Sriram shares beautiful photos from nature along with poetry and quotes to complement.

Wendell Berry reminds me nature is a place of refuge among the wild things we share the universe with. It is in those spaces we dance with the heron and others.

Nadia Janice provokes me to pause and experience what I imagine as flight. Here, I imagine in ways the universe becomes even more than I experience it in my senses.

Several years ago, I wrote a class paper sharing how the Psalmists and Psalms resonated God’s voice and vision of the universe humans live in with all other creatures and natural phenonmenon. Our anscestors understood the universe as a place of wonder and imagined how it spoke to them and revealed itself in divine ways.

Feel a River

via Feel a River

Eddie shares a quote from Rumi. It reminded joy flows like a river through life. It takes on meaning in ways I cannot anticipate.
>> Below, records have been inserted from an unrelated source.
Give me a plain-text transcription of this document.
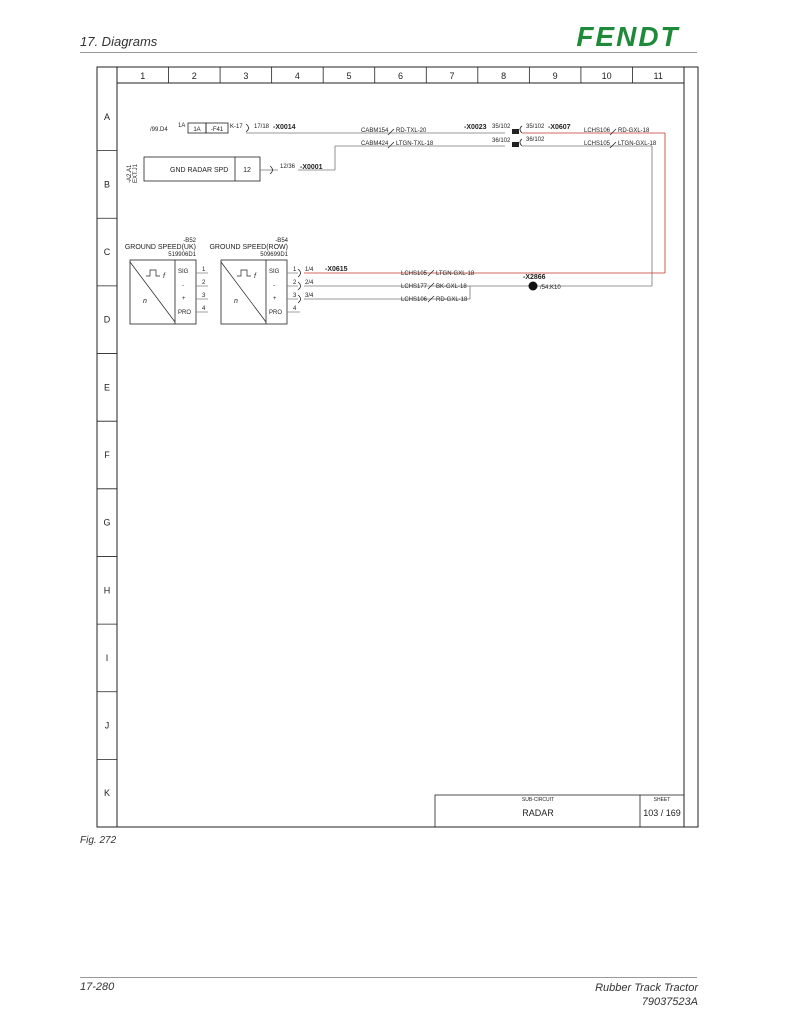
17. Diagrams	FENDT
1	2	3	4	5	6	7	8	9	10	11
A
B
C
D
E
F
G
H
I
J
K
/99.D4
1A
1A -F41 K-17 17/18 -X0014	CABM154 RD-TXL-20	-X0023 35/102	35/102 -X0607 LCHS106 RD-GXL-18
CABM424 LTGN-TXL-18	36/102	36/102
LCHS105 LTGN-GXL-18
-A2.A1 EXT.J1	GND RADAR SPD 12	12/36 -X0001
-B52
GROUND SPEED(UK)
519906D1
f
n
SIG
-
+
PRO
1
2
3
4
-B54
GROUND SPEED(ROW)
509699D1
f
n
SIG
-
+
PRO
1
2
3
4
1/4
2/4
3/4
-X0615
LCHS105 LTGN-GXL-18
LCHS177 BK-GXL-18
LCHS106 RD-GXL-18
-X2866
/54.K10
SUB-CIRCUIT
RADAR
SHEET
103 / 169
Fig. 272
17-280	Rubber Track Tractor
79037523A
Fraser River Near Headwaters

I took this picture of Kathy and the Fraser River in East Central British Columbia. Around the bend is a waterfall one can hear, but not see from this vantage. The river flows.

 

Glacier Waterfalls

I am fascinated by waterfalls. It could be they offer paradox in their fury and the stillness found in their sources or in the pools that lay at the base of the falls. Glacier National Park offered opportunities to see waterfalls up close and from a distance

We saw this one from the car as we drove through Logan’s Pass. We saw several waterfalls that fell either right on the highway or right beside it. Literally, we shot pictures from the car as we drove. Parking is at a premium throughout the pass.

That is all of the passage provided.